In the above codes, the core business logic is to deduct inventory and roll back inventory, so how to deal with idempotent and precisely deduct the inventory? The core is on the following line of code:

  common.MustBarrierFrom(c).CallWithDB(common.DBGet(), func(tx *sql.Tx) error { /* ... */ })

When we put the operation of the database inside the above codes, we can automatically handle these:

  • Idempotent: Operations in repeated requests will be filtered by the above code, and database operations will be called only in non-repeated requests
  • null compensation: if no relevant database operation is submitted in stockDeduct, the database operation in stockDeductRevert will be filtered by the above code
  • Hang: the above code handles not only Idempotent and Precise compensation issues, but also Hang requests

The above code uses the sub-transaction barrier technology pioneered by DTM. For details, please refer to the sub-transaction barrier technology

Example source code

Detailed source code can be found in dtm-cases/order

In this project, you can easily experiment with all the contents of this article

Summary

A non-single order system takes a lot of time to deal with new problems in distributed systems, while DTM is a professional solution that provides a very nice and easy-to-use solution that can greatly simplify the archtechture compared to existing message queue or state machine.

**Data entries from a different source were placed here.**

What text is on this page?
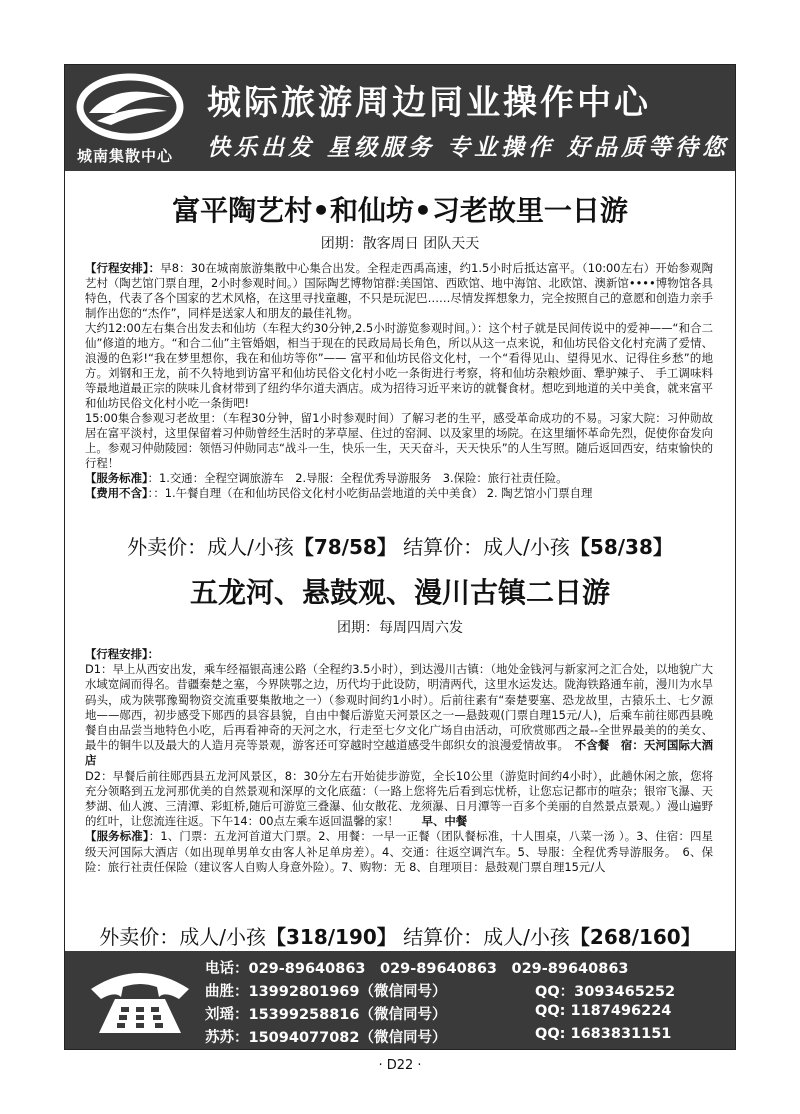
城南集散中心
城际旅游周边同业操作中心
快乐出发 星级服务 专业操作 好品质等待您
富平陶艺村•和仙坊•习老故里一日游
团期：散客周日 团队天天

【行程安排】：早8：30在城南旅游集散中心集合出发。全程走西禹高速，约1.5小时后抵达富平。（10:00左右）开始参观陶艺村（陶艺馆门票自理，2小时参观时间。）国际陶艺博物馆群:美国馆、西欧馆、地中海馆、北欧馆、澳新馆••••博物馆各具特色，代表了各个国家的艺术风格，在这里寻找童趣，不只是玩泥巴……尽情发挥想象力，完全按照自己的意愿和创造力亲手制作出您的“杰作”，同样是送家人和朋友的最佳礼物。

大约12:00左右集合出发去和仙坊（车程大约30分钟,2.5小时游览参观时间。）：这个村子就是民间传说中的爱神——“和合二仙”修道的地方。“和合二仙”主管婚姻，相当于现在的民政局局长角色，所以从这一点来说，和仙坊民俗文化村充满了爱情、浪漫的色彩!“我在梦里想你，我在和仙坊等你”—— 富平和仙坊民俗文化村，一个“看得见山、望得见水、记得住乡愁”的地方。刘钢和王龙，前不久特地到访富平和仙坊民俗文化村小吃一条街进行考察，将和仙坊杂粮炒面、犟驴辣子、 手工调味料等最地道最正宗的陕味儿食材带到了纽约华尔道夫酒店。成为招待习近平来访的就餐食材。想吃到地道的关中美食，就来富平和仙坊民俗文化村小吃一条街吧!

15:00集合参观习老故里：（车程30分钟，留1小时参观时间）了解习老的生平，感受革命成功的不易。习家大院：习仲勋故居在富平淡村，这里保留着习仲勋曾经生活时的茅草屋、住过的窑洞、以及家里的场院。在这里缅怀革命先烈，促使你奋发向上。参观习仲勋陵园：领悟习仲勋同志“战斗一生，快乐一生，天天奋斗，天天快乐”的人生写照。随后返回西安，结束愉快的行程！

【服务标准】：1.交通：全程空调旅游车　2.导服：全程优秀导游服务　3.保险：旅行社责任险。

【费用不含】：：1.午餐自理（在和仙坊民俗文化村小吃街品尝地道的关中美食） 2. 陶艺馆小门票自理

外卖价：成人/小孩【78/58】 结算价：成人/小孩【58/38】
五龙河、悬鼓观、漫川古镇二日游
团期：每周四周六发

【行程安排】：

D1：早上从西安出发，乘车经福银高速公路（全程约3.5小时），到达漫川古镇：（地处金钱河与新家河之汇合处，以地貌广大水域宽阔而得名。昔疆秦楚之塞，今界陕鄂之边，历代均于此设防，明清两代，这里水运发达。陇海铁路通车前，漫川为水旱码头，成为陕鄂豫蜀物资交流重要集散地之一）（参观时间约1小时）。后前往素有“秦楚要塞、恐龙故里，古猿乐土、七夕源地——郧西，初步感受下郧西的县容县貌，自由中餐后游览天河景区之一—悬鼓观(门票自理15元/人)，后乘车前往郧西县晚餐自由品尝当地特色小吃，后再看神奇的天河之水，行走至七夕文化广场自由活动，可欣赏郧西之最--全世界最美的的美女、最牛的铜牛以及最大的人造月亮等景观，游客还可穿越时空越道感受牛郎织女的浪漫爱情故事。　 不含餐　 宿：天河国际大酒店

D2：早餐后前往郧西县五龙河风景区，8：30分左右开始徒步游览，全长10公里（游览时间约4小时），此趟休闲之旅，您将充分领略到五龙河那优美的自然景观和深厚的文化底蕴：（一路上您将先后看到忘忧桥，让您忘记都市的喧杂；银帘飞瀑、天梦湖、仙人渡、三清潭、彩虹桥,随后可游览三叠瀑、仙女散花、龙须瀑、日月潭等一百多个美丽的自然景点景观。）漫山遍野的红叶，让您流连往返。下午14：00点左乘车返回温馨的家！　　 早、中餐

【服务标准】：1、门票：五龙河首道大门票。2、用餐：一早一正餐（团队餐标准，十人围桌，八菜一汤 ）。3、住宿：四星级天河国际大酒店（如出现单男单女由客人补足单房差）。4、交通：往返空调汽车。5、导服：全程优秀导游服务。　6、保险：旅行社责任保险（建议客人自购人身意外险）。7、购物：无 8、自理项目：悬鼓观门票自理15元/人

外卖价：成人/小孩【318/190】 结算价：成人/小孩【268/160】
电话：029-89640863　029-89640863　029-89640863
曲胜：13992801969（微信同号）	QQ：3093465252
刘瑶：15399258816（微信同号）	QQ: 1187496224
苏苏：15094077082（微信同号）	QQ: 1683831151
· D22 ·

It is hoped that through the analysis of this article and the simple and nice project code, you can quickly understand DTM, change the old understanding of "distributed transactions should not be used", and pass over all the related logic of distributed transactions to DTM to handle, so that we can pay attention to the business itself, and only need to write the related operations and compensation operations at ease.